ALTER TABLE orders ALTER updated_at TYPE timestamptz USING updated_at AT TIME ZONE 'UTC';
...
  1. Change active record default for future migrations:
# config/initializers/active_record.rb
ActiveRecord::ConnectionAdapters::PostgreSQLAdapter::
  NATIVE_DATABASE_TYPES[:datetime] = {name: "timestamp with time zone"}

Extracted from http://nandovieira.com/working-with-dates-on-ruby-on-rails

We are running those changes on a test server and we haven’t noticed any problem so far.

EDIT: We’ve executed this two weeks ago, everything working properly, no issues so far.

As a followup to this, I think the default behavior of Rails is somewhat incompatible with most other tools. An “out of the box” datetime (timestamp without zone written as UTC) field in Rails will not be parsed correctly in a at least a few other postgres clients I’ve seen. The ruby pg gem doesn’t parse it correctly, the sequel gem doesn’t, and nodejs pg module does not. And when I say it “doesn’t parse it correctly”, I mean Rails writes a UTC timestamp, and the other postgres clients are setup to always parse it as a local timestamp. I’m not sure which is correct, but it doesn’t seem ideal to create data that doesn’t play nice with other clients. I’m sure there’s a good reason for it, I just ran into this years after having it in place when we wanted to read Rails-created data from a nodejs app.

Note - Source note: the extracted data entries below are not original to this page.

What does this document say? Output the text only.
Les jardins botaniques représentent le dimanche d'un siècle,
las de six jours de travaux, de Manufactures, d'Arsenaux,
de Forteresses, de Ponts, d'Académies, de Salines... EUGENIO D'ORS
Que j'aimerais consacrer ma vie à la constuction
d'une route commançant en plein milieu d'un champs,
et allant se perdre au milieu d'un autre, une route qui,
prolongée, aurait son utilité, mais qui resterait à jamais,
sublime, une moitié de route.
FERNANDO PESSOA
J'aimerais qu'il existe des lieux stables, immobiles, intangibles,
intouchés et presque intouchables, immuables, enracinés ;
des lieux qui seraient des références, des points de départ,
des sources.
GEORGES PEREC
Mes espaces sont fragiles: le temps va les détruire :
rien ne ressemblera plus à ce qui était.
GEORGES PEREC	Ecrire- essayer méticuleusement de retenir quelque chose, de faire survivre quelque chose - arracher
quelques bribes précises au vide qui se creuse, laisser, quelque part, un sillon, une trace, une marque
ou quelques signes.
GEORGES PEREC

This behavior is the same as mysql database using datetime which also ignores time zone. Default options look like this:

rails mysql (tz aware?) postgresql (tz aware?)
datetime datetime (no) timestamp without time zone (no)
timestamp timestamp (yes) timestamp without time zone (no)
timestamptz error timestamp with time zone (yes)

If I understand it correctly, mysql’s timestamp (and thus rails’) is in violation of ansi sql. And timestamps definition should use timestamptz (or whatever general equivalent is) by default instead of datetime if aiming for better interoperability with non-rails db access.

I’m running into this as well. I’d vote for Rails defaulting timestamps to ‘timestamp with time zone’ – especially for the created_at and updated_at fields – I can’t see any downsides.